The government’s target of developing 50 offshore sites with a total capacity of 40 gigawatts by 2050, which would provide a fifth of France’s forecast power generation, is highly ambitious even if laws to promote swifter planning and development are passed, developers have warned. Meanwhile, a recent edict urging regional officials to approve a backlog of onshore wind projects — amounting to some 5 gigawatts of capacity, according to lobby group France Energie Eolienne — will not solve any potential power shortages this winter or next.
In contrast to the more strategic approach taken by Germany or Denmark, wind power projects were treated on a case-by-case basis, meaning lengthy public debates and numerous authorisations for each project. The bill aims to encourage planning for multiple projects across broader maritime areas, which would allow some pre-approvals to be cleared for several projects at once and for a broader debate between stakeholders such as fishing groups, mayors and regional authorities.

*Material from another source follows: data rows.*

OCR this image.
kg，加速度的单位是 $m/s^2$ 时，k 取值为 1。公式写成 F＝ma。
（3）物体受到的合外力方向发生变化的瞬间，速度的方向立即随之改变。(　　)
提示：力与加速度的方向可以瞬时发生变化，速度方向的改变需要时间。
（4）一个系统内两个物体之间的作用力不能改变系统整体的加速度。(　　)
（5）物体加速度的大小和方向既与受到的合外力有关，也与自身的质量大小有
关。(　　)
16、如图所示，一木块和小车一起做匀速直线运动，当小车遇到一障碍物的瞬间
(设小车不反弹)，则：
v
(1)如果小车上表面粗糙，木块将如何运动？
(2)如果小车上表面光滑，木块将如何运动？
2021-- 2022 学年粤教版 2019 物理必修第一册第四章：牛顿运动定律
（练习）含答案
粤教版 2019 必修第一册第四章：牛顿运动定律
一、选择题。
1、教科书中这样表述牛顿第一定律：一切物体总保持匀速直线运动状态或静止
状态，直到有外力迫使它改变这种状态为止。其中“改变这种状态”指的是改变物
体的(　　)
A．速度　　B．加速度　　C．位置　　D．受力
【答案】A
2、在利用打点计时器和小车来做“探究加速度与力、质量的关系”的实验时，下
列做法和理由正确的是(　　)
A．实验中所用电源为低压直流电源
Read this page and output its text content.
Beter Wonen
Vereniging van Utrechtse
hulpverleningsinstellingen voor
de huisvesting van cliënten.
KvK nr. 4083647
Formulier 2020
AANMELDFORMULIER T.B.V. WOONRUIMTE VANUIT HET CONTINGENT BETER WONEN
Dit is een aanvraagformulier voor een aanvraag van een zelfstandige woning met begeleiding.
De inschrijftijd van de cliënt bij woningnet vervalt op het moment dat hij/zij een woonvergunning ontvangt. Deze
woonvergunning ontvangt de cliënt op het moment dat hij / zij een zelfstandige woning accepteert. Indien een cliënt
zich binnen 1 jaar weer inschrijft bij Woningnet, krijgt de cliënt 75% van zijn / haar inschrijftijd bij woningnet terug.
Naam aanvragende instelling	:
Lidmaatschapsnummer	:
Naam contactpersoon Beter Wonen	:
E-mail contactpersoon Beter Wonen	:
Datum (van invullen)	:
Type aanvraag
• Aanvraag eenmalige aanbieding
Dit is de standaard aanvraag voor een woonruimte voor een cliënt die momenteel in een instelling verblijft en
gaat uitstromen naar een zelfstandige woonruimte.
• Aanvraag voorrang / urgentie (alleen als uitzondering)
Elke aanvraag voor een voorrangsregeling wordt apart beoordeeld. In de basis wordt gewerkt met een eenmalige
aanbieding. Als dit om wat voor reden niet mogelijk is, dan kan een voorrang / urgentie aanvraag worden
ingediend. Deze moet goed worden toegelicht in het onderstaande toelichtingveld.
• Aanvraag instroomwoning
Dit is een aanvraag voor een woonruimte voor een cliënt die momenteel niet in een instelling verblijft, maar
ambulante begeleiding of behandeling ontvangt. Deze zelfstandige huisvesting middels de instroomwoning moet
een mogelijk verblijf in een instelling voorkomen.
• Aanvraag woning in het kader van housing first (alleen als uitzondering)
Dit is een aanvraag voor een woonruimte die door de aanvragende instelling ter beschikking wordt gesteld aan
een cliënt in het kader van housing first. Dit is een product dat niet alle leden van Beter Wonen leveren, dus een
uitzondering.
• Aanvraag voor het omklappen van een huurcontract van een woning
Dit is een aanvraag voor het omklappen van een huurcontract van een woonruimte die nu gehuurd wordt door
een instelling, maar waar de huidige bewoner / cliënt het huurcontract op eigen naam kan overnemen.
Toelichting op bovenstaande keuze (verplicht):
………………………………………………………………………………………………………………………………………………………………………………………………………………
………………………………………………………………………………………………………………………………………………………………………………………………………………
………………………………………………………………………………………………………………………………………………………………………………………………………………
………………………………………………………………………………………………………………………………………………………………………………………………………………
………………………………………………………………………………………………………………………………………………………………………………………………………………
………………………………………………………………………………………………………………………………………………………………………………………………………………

The legislation would also encourage the installation of more photovoltaic panels on the roofs of car parks and roadside areas. Additionally, it would shift some of the public consultation process online and raise the threshold for projects that require a full inquiry.
Even in Macron’s first five-year term, France struggled to keep pace with the push towards less polluting forms of energy, although its nuclear fleet, which often exports spare power capacity to neighbours, has kept its carbon footprint low compared with other countries.
France was the only EU country to miss a Brussels-approved goal to increase gross energy consumption to 23 per cent from renewable sources in 2020, falling short at 19.1 per cent. That figure has nudged up to 19.3 per cent this year, according to France’s energy ministry.
“There’s been virtually nothing happening over the past five years,” said Anna Creti, a professor in climate economics at Paris Dauphine University. “Even countries that have fewer means than France have invested more.”
At an offshore wind farm under construction off Saint-Brieuc on the northern coast of Brittany, Spanish developer Iberdrola says the lengthy planning procedures added excessive complexity to the €2.4bn project.
Since the 2012 tender, the project has had to switch turbine suppliers after the first contractor ran into financial trouble. Then the UK’s 2016 vote to leave the EU hardened opposition from Breton fishing groups as France and Britain argued over fishing rights, said Emmanuel Rollin, Iberdrola’s country head of renewables.
“Time is not your friend,” Rollin said. “When it goes on for too long, companies go through changes, society evolves.”
The Saint-Brieuc site became an emblem for opposition to renewables. A suspected leak from a drilling ship last year increased fears over pollution, while far-right politician Marine Le Pen pledged her support to fishing communities during this year’s presidential election campaign.
Iberdrola has said it is building the turbines in the least intrusive way possible, installing “jacket foundations” or multiple anchors that allow fish to swim through them. The group has carried out multiple studies on the effects of the turbines, including on the stress levels of scallops, a Breton speciality.
Lance said Mirova had begun to put more money into projects elsewhere in Europe in recent years, but removing some of the obstacles to development could woo investors back to French renewables.
“Anything that contributes to an acceleration is a good thing,” Lance said. “We need to go further, we’re facing a climate emergency.”